IMO M3 data becomes less reliable the higher the pH of the soil. Olsen and AA will give more useful and dependable data for higher pH soils.


----------



## g-man (Jun 15, 2017)

Since you suspect that your pH can be higher, i think it is wise to go with the SW1($26.50), for this time. If the pH is at 7.3, then sure next year you can save $10 and go with the M3 ($16.50).


----------



## ragga (May 5, 2019)

Very interesting, Ridgerunner. I didn't know that the other test would low-ball ph like that. 7.7-7.9 would be right in line with the 7.8 stated in my local water report, too. I am definitely eager to see what a better test would show, and after a year of ammonium sulfate as my main N source and a couple apps of elemental sulfur!

I mention the saturated paste test only in regards to calcium carbonates/bicarbonates that may be building up from the hard water. Is there anything that can be done about that if they were to come back elevated?

thank you both for your help!


----------



## ScottW (Sep 16, 2019)

I'm not certain that the pH of your soil would be significantly affected by the pH of your local water supply.
My tap water routinely measures pH 9.5 or higher.

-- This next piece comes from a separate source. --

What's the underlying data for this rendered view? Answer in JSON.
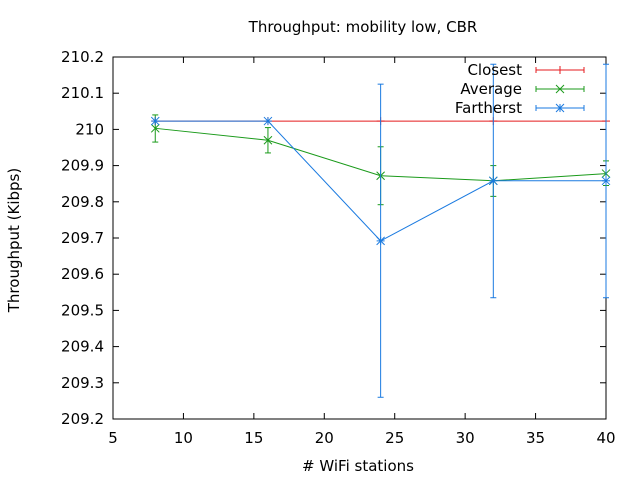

My soil pH last year was 7.2. Before that it was a couple tenths higher because I had overshot with the lime a couple years prior, but left alone with no intentional pH adjustments, even watering with my pH 9.5 municipal water, it will slowly acidify.
Midwest soil is generally more alkaline than ours over here on the east coast.


----------



## ragga (May 5, 2019)

it would definitely be interesting to sample a non-irrigated plot adjacent to my house and compare :thumbup:


----------



## ragga (May 5, 2019)

Well, the non-irrigated plot, which is maybe 100 feet from my yard came back as ph = 7.4, whereas my irrigated yard came back at 7.8. I guess the ph of your water does have an effect


----------